Thursday, September 30, 2010

Xbase - A new programming language?


No!

It's the basis for a plethora of new programming languages and domain-specific languages!

What is Xbase?

Xbase is a partial programming language implemented in Xtext and is meant to be embedded and extended within other programming languages and domain-specific languages (DSL) written in Xtext.

Why Xbase?

Developing textual modeling languages (aka DSLs) has become incredibly easy with Xtext. Structural languages which introduce new coarse-grained concepts, such as services, entities, value objects or statemachines can be developed in minutes. However, software systems do not consist of structure only. At some point a system needs to do something, hence we want to specify some behavior which is usually done using so called expressions. Expressions are the heart of every programming language and are not so easy to get right. That is why most people do not add support for expressions in their DSL, but try to solve this differently.

The most often used workaround is to only define the structural information in the DSL and add behavior in a second step by modifying or extending the generated code.
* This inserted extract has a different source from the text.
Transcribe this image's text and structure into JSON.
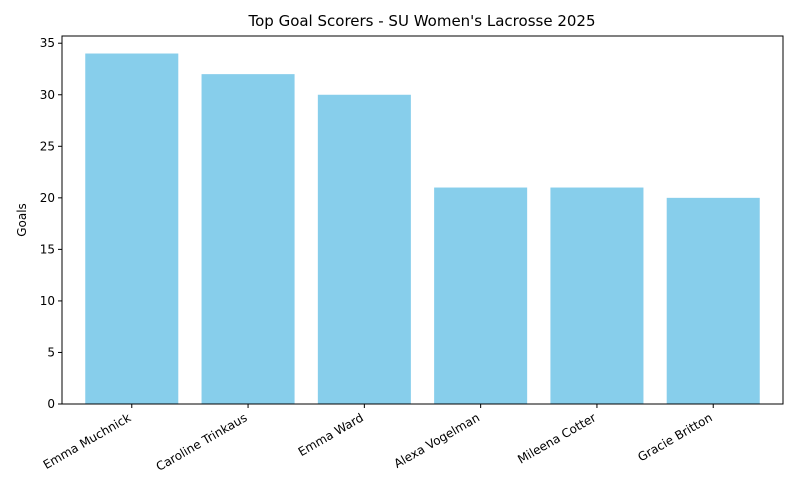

It is not only unpleasant to write, read and maintain closely related information in two different places, on two different levels of abstraction and in two different languages, this also only works for compilers (i.e. code generators) but not for interpreters. (Additionally they are a lot of other reasons why mixing generated and hand written code is problematic, which is not the topic of this blog post.)

But still as of today this is the preferred solution since adding support for expressions (and a corresponding compiler) for your language is hard - even with Xtext.

Actually being able to call out to the host language is one big advantage internal DSLs have over external DSLs. With Xbase it will be possible to explicitly allow more complex programming at certain places within your DSL, while still have full control over the syntax and semantics of your language. And you neither have to reinvent the wheel by implementing a full-blown programming language nor do your language's users have a hard time to understand the expression language, since it is closely related to Java and well specified.

Also the more Xbase-based languages we see the more commonly known it will be.

Main Decisions

We want Xbase to be expressive and convenient to use, but at the same time easy to understand and easy to adapt. Understanding not only means learning how to use it but also understanding the language infrastructure, i.e. the parser, compiler, type checkers, etc. Because people shall be able to reuse and adapt that stuff easily.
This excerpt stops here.